The DOI’s regulation amounts to (another) attempt by the now-departed Obama Administration to use an executive order to circumvent Congress – and the Constitution. Under art. I, § 8, Congress is vested with the authority to regulate commerce with Indian tribes. This has been interpreted to mean that Congress has complete power to make this decision. Starting in 2000 and for more than a decade, Hawaii’s Senator Akaka tried to convince Congress to pass the Native Hawaiian Government Reorganization Act, popularly known as the “Akaka Bill.” The Akaka Bill would have granted Native Hawaiians a pathway to federal tribal status. But Congress never passed the bill.
Switching tactics, the Obama Administration decided to try to accomplish the same thing by executive action. Relying on a hodgepodge of federal statutes, the DOI argued that a “special” or “trust” relationship existed between the U.S. government and Native Hawaiians, and that this provided the basis for the DOI to adopt a regulation creating a pathway to Native Hawaiian tribal status. This approach is dishonest. The federal government has never recognized Native Hawaiians as a sovereign entity like other Indian tribes. If it had, there would have been no need for the Akaka Bill. When members of Congress expended political energy for more than a decade trying to pass that bill, were they wasting their time? The DOI’s regulation is based on a fiction and ignores the obvious: Native Hawaiians have not been granted federal tribal status because Congress rejected the effort to do so.

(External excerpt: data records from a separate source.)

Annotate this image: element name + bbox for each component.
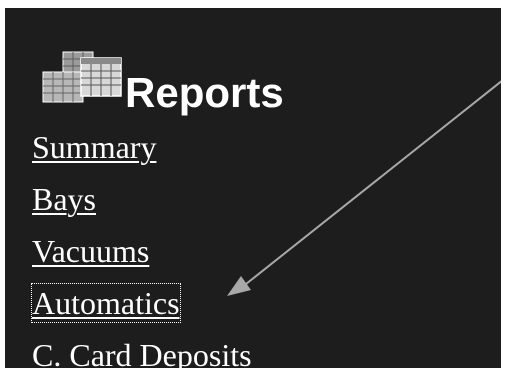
reports-icon <box>42 51 122 103</box>
page-title: Reports <box>125 69 284 116</box>
bays-link[interactable]: Bays <box>32 180 96 218</box>
reports-panel: Reports Summary Bays Vacuums Automatics … <box>5 8 501 368</box>
credit-card-deposits-link[interactable]: C. Card Deposits <box>32 336 252 368</box>
vacuums-link[interactable]: Vacuums <box>32 232 149 270</box>
screenshot-frame: Reports Summary Bays Vacuums Automatics … <box>0 0 506 381</box>
automatics-link[interactable]: Automatics <box>31 283 181 323</box>
summary-link[interactable]: Summary <box>32 128 156 166</box>
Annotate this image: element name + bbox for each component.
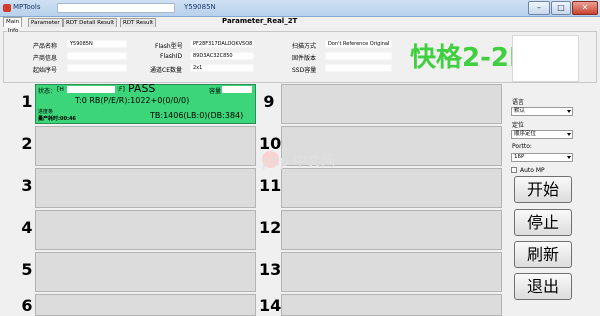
slot1-status-result: PASS (128, 82, 156, 95)
slot-number-5: 5 (21, 260, 33, 279)
slot-panel-13[interactable] (281, 252, 502, 292)
watermark-text: php 中文网 (262, 154, 336, 170)
slot1-tb-line: TB:1406(LB:0)(DB:384) (150, 111, 244, 120)
flash-id-label: FlashID (160, 53, 183, 60)
product-name-field[interactable]: Y59085N (67, 40, 127, 48)
maximize-icon: □ (557, 3, 565, 12)
right-slot-number-column (259, 84, 281, 316)
chevron-down-icon (567, 110, 571, 113)
slot-number-3: 3 (21, 176, 33, 195)
close-icon: ✕ (581, 3, 589, 12)
product-name-label: 产品名称 (33, 43, 58, 50)
product-info-field[interactable] (67, 52, 127, 60)
ssd-capacity-label: SSD容量 (292, 67, 317, 74)
slot-panel-11[interactable] (281, 168, 502, 208)
tab-strip: Main Parameter RDT Detail Result RDT Res… (0, 17, 600, 27)
firmware-field[interactable] (325, 52, 392, 60)
slot1-status-suffix: :F] (117, 86, 125, 93)
ce-count-label: 通道CE数量 (150, 67, 182, 74)
portto-label: Portto: (512, 143, 532, 150)
chevron-down-icon (567, 156, 571, 159)
info-legend: Info (7, 28, 20, 34)
slot-number-2: 2 (21, 134, 33, 153)
tab-rdt-detail-result[interactable]: RDT Detail Result (63, 18, 118, 27)
language-value: 默认 (514, 108, 526, 114)
product-info-label: 产商信息 (33, 55, 58, 62)
tab-rdt-result[interactable]: RDT Result (120, 18, 157, 27)
chevron-down-icon (567, 133, 571, 136)
title-input-field[interactable] (57, 3, 175, 13)
tab-main[interactable]: Main (3, 17, 23, 27)
slot-panel-2[interactable] (35, 126, 256, 166)
mode-code-display: 快格2-2P (410, 43, 529, 73)
slot1-status-label: 状态： (38, 88, 57, 95)
slot-panel-6[interactable] (35, 294, 256, 316)
window-title: MPTools (13, 3, 41, 11)
flash-model-field[interactable]: PF28F317DALOQKV5O8 (190, 40, 254, 48)
slot-panel-12[interactable] (281, 210, 502, 250)
slot1-capacity-field (222, 86, 252, 93)
slot-panel-14[interactable] (281, 294, 502, 316)
slot-panel-4[interactable] (35, 210, 256, 250)
refresh-button[interactable]: 刷新 (514, 241, 572, 268)
slot-number-6: 6 (21, 296, 33, 315)
auto-mp-label: Auto MP (520, 167, 545, 174)
page-title: Parameter_Real_2T (222, 17, 298, 25)
ssd-capacity-field[interactable] (325, 64, 392, 72)
flash-id-field[interactable]: 89D3AC32C850 (190, 52, 254, 60)
title-bar: MPTools Y59085N – □ ✕ (0, 0, 600, 17)
slot-number-4: 4 (21, 218, 33, 237)
slot-panel-3[interactable] (35, 168, 256, 208)
scan-mode-field[interactable]: Don't Reference Original (325, 40, 392, 48)
language-label: 语言 (512, 99, 525, 106)
slot-panel-5[interactable] (35, 252, 256, 292)
app-icon (3, 4, 11, 12)
slot-number-11: 11 (259, 176, 282, 195)
mptools-window: MPTools Y59085N – □ ✕ Main Parameter RDT… (0, 0, 600, 316)
slot1-rb-line: T:0 RB(P/E/R):1022+0(0/0/0) (75, 96, 190, 105)
minimize-icon: – (537, 3, 541, 12)
ce-count-field[interactable]: 2x1 (190, 64, 254, 72)
flash-model-label: Flash型号 (155, 43, 183, 50)
locate-select[interactable]: 顺序定位 (511, 130, 573, 139)
minimize-button[interactable]: – (528, 1, 550, 15)
language-select[interactable]: 默认 (511, 107, 573, 116)
slot-number-13: 13 (259, 260, 282, 279)
slot1-progress-label: 进度条 (38, 109, 54, 115)
slot-number-9: 9 (263, 92, 275, 111)
slot1-elapsed-time: 量产耗时:00:46 (38, 116, 76, 122)
portto-select[interactable]: 16P (511, 153, 573, 162)
tab-parameter[interactable]: Parameter (28, 18, 63, 27)
title-serial: Y59085N (184, 3, 216, 11)
preview-box (512, 35, 579, 82)
exit-button[interactable]: 退出 (514, 273, 572, 300)
locate-label: 定位 (512, 122, 525, 129)
auto-mp-checkbox[interactable] (511, 167, 517, 173)
start-serial-label: 起始序号 (33, 67, 58, 74)
slot1-capacity-label: 容量 (209, 88, 222, 95)
maximize-button[interactable]: □ (551, 1, 571, 15)
start-button[interactable]: 开始 (514, 176, 572, 203)
slot1-status-field (67, 86, 115, 93)
start-serial-field[interactable] (67, 64, 127, 72)
slot-panel-9[interactable] (281, 84, 502, 124)
slot-number-12: 12 (259, 218, 282, 237)
slot1-status-prefix: [H (57, 86, 64, 93)
scan-mode-label: 扫描方式 (292, 43, 317, 50)
stop-button[interactable]: 停止 (514, 209, 572, 236)
portto-value: 16P (514, 154, 525, 160)
locate-value: 顺序定位 (514, 131, 537, 137)
slot-number-1: 1 (21, 92, 33, 111)
slot-number-14: 14 (259, 296, 282, 315)
close-button[interactable]: ✕ (572, 1, 598, 15)
firmware-label: 固件版本 (292, 55, 317, 62)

Even worse is what the DOI’s regulation does. It requires members of the Native Hawaiian community to adopt a “governing document” – meaning a constitution – and then to submit that document to a “ratification vote.” Under the DOI’s regulation, that ratification vote would be restricted to voters who can prove that they were descendants “of the aboriginal people who, prior to 1778, occupied and exercised sovereignty in the area that now constitutes the State of Hawaii.” A single drop of blood is enough to be allowed to vote. This is the same ugly standard applied during the Jim Crow era to define a person as black for the purposes of the segregation statutes.
Such a rule would define more than 500,000 Americans as “Native Hawaiian.” (Only 1.3 million people live in Hawaii.) If such a tribe ever were formed, it would instantly become the largest tribe in the United States, by a wide margin. Indeed, this looks more like a secession movement that the designation of a tribe. When Hawaii tried to take advantage of this regulation by holding an election restricted to “Native Hawaiians,” using the same definition as the DOI, Judicial Watch sued on the grounds that this constituted racial discrimination in violation of the Constitution. (Akina v. State of Hawaii, No. 15-322.) The Supreme Court appeared to agree when it granted an injunction in December 2015 stopping the election. Hawaii later abandoned its efforts to hold such an election.
This is a strong sign that the Supreme Court would also enjoin any other attempt to hold a racially exclusive, “Native Hawaiian” election. The DOI’s rule is nothing but an invitation to violate the Constitution. It should be repealed now under the CRA.